Toyota will defy critics who claim that fuel cell technology is not yet ready for the auto market and that the recharging infrastructure is too undeveloped to support the vehicles powered by them, Bob Carter, senior vice president of automotive operations for the carmaker’s United States unit, said at the Automotive News World Congress.
"I realize that there is no shortage of naysayers regarding the viability of this technology and the infrastructure to support it," Carter remarked. "If others want to tune out this technology, that's fine." Critics have said that the cost of building a hydrogen refueling station – estimated at $1 million and $2 million -- will prevent the infrastructure from developing rapidly.
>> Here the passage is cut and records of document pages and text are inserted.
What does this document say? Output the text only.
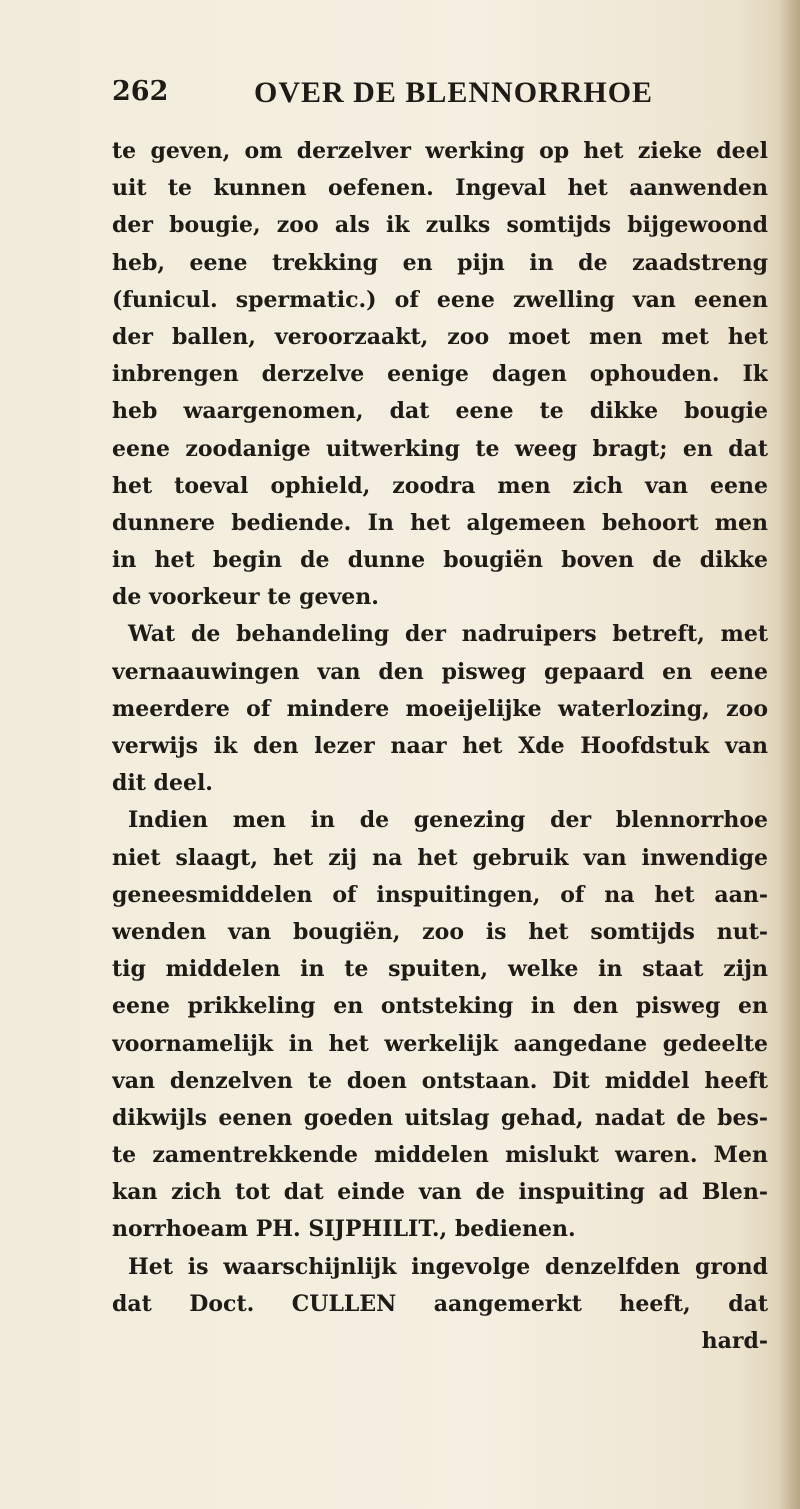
262	OVER DE BLENNORRHOE
te geven, om derzelver werking op het zieke deel
uit te kunnen oefenen. Ingeval het aanwenden
der bougie, zoo als ik zulks somtijds bijgewoond
heb, eene trekking en pijn in de zaadstreng
(funicul. spermatic.) of eene zwelling van eenen
der ballen, veroorzaakt, zoo moet men met het
inbrengen derzelve eenige dagen ophouden. Ik
heb waargenomen, dat eene te dikke bougie
eene zoodanige uitwerking te weeg bragt; en dat
het toeval ophield, zoodra men zich van eene
dunnere bediende. In het algemeen behoort men
in het begin de dunne bougiën boven de dikke
de voorkeur te geven.
Wat de behandeling der nadruipers betreft, met
vernaauwingen van den pisweg gepaard en eene
meerdere of mindere moeijelijke waterlozing, zoo
verwijs ik den lezer naar het Xde Hoofdstuk van
dit deel.
Indien men in de genezing der blennorrhoe
niet slaagt, het zij na het gebruik van inwendige
geneesmiddelen of inspuitingen, of na het aan-
wenden van bougiën, zoo is het somtijds nut-
tig middelen in te spuiten, welke in staat zijn
eene prikkeling en ontsteking in den pisweg en
voornamelijk in het werkelijk aangedane gedeelte
van denzelven te doen ontstaan. Dit middel heeft
dikwijls eenen goeden uitslag gehad, nadat de bes-
te zamentrekkende middelen mislukt waren. Men
kan zich tot dat einde van de inspuiting ad Blen-
norrhoeam PH. SIJPHILIT., bedienen.
Het is waarschijnlijk ingevolge denzelfden grond
dat Doct. CULLEN aangemerkt heeft, dat
hard-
Carter, however, said that the estimates are misleading, forecasting that an infrastructure will quickly rise with ready-to-use hydrogen being shipped to existing fuel stations. Toyota unveiled its FCV fuel cell concept at the 2014 Detroit auto show and vowed to roll out the car to showrooms in 2015. Carter expects hydrogen to be eventually cheaper for drivers than gasoline.
He said that as part of its durability testing, Toyota engineers fired small-caliber bullets at the fuel tanks of the FCV. The bullets, however, failed to pierce the tanks and just bounced off. Engineers upped the tempo to 50-caliber bullets, which barely penetrate the material. "We wanted to know what it takes to actually pierce them," Carter said after his presentation at the show.